Assembly Bill 1551, as amended, creates an "Adult Entertainment Venue Tax" which seeks to tax the sale, storage, use, or other consumption of adult materials, including live performances, as well as businesses, to fund programs which address criminal activity.
It's that last phrase which makes the new tax bill different from its older brother: That tax bill sought to fund women's shelters, on the reasoning that sexually explicit material contributed to spousal abuse and other violence against women. However, there was (and is) no scientific evidence to support that hypothesis.
The current legislation, however, relies heavily upon the equally unfounded "secondary effects" of those businesses, including claims that retail stores and clubs – and the industry in general – contribute to decreased property values, illegal sales of controlled substances, prostitution – and, of course, crimes against women and children. As sociologist Daniel Linz has pointed out in his ground-breaking study of the 10 secondary effects "studies" most relied upon by municipalities in supporting adverse adult zoning ordinances, the only scientifically-valid studies in the group actually show that adult businesses do none of those things.
Calderon also has one thing going for him that he didn't have before: He's currently the chairman of the Assembly's Revenue and Taxation Committee, which will be the first committee to consider the bill.
According to an article by Malcolm Maclachlan published in February in Capitol Weekly, the inspiration for Calderon's reintroduction of the bill, which is a clearly unconstitutional attempt to selectively tax speech on the basis of its content, may have come from the federal government and its stepped-up efforts to enforce the provisions of 18 U.S.C. §2257, the federal recordkeeping and labeling law.
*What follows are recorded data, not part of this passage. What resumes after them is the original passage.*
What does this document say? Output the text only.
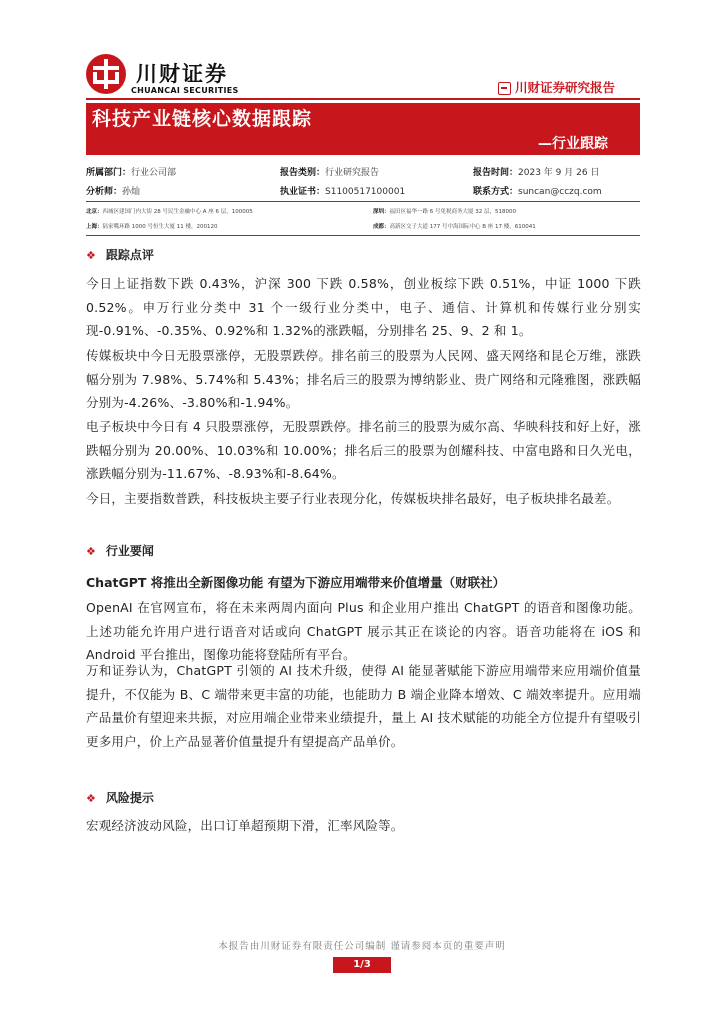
川财证券
CHUANCAI SECURITIES	川财证券研究报告
科技产业链核心数据跟踪
—行业跟踪
所属部门：行业公司部	报告类别：行业研究报告	报告时间：2023 年 9 月 26 日
分析师：孙灿	执业证书：S1100517100001	联系方式：suncan@cczq.com
北京：西城区建国门内大街 28 号民生金融中心 A 座 6 层，100005	深圳：福田区福华一路 6 号免税商务大厦 32 层，518000
上海：陆家嘴环路 1000 号恒生大厦 11 楼，200120	成都：高新区交子大道 177 号中海国际中心 B 座 17 楼，610041
❖ 跟踪点评
今日上证指数下跌 0.43%，沪深 300 下跌 0.58%，创业板综下跌 0.51%，中证 1000 下跌 0.52%。申万行业分类中 31 个一级行业分类中，电子、通信、计算机和传媒行业分别实现-0.91%、-0.35%、0.92%和 1.32%的涨跌幅，分别排名 25、9、2 和 1。
传媒板块中今日无股票涨停，无股票跌停。排名前三的股票为人民网、盛天网络和昆仑万维，涨跌幅分别为 7.98%、5.74%和 5.43%；排名后三的股票为博纳影业、贵广网络和元隆雅图，涨跌幅分别为-4.26%、-3.80%和-1.94%。
电子板块中今日有 4 只股票涨停，无股票跌停。排名前三的股票为威尔高、华映科技和好上好，涨跌幅分别为 20.00%、10.03%和 10.00%；排名后三的股票为创耀科技、中富电路和日久光电，涨跌幅分别为-11.67%、-8.93%和-8.64%。
今日，主要指数普跌，科技板块主要子行业表现分化，传媒板块排名最好，电子板块排名最差。
❖ 行业要闻
ChatGPT 将推出全新图像功能 有望为下游应用端带来价值增量（财联社）
OpenAI 在官网宣布，将在未来两周内面向 Plus 和企业用户推出 ChatGPT 的语音和图像功能。上述功能允许用户进行语音对话或向 ChatGPT 展示其正在谈论的内容。语音功能将在 iOS 和 Android 平台推出，图像功能将登陆所有平台。
万和证券认为，ChatGPT 引领的 AI 技术升级，使得 AI 能显著赋能下游应用端带来应用端价值量提升，不仅能为 B、C 端带来更丰富的功能，也能助力 B 端企业降本增效、C 端效率提升。应用端产品量价有望迎来共振，对应用端企业带来业绩提升，量上 AI 技术赋能的功能全方位提升有望吸引更多用户，价上产品显著价值量提升有望提高产品单价。
❖ 风险提示
宏观经济波动风险，出口订单超预期下滑，汇率风险等。
本报告由川财证券有限责任公司编制 谨请参阅本页的重要声明
1/3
Apparently, the logic is, if the feds are worried that the industry is using minors in its features – there have been just four such cases in the past 20 years – then it must be doing something wrong, and therefore open to taxation to "protect" the state from the industry's alleged harmful effects.
So while the past couple of FSC Lobbying Days have been used more for public relations than to fight specific legislation, this year's trek to the state capitol will be much more legislation-directed.
"If you can, we encourage you come up to Sacramento on April 22-23, to help protect our industry," said Free Speech Executive Director Diane Duke. "Our legislators need to hear from as many of us as possible."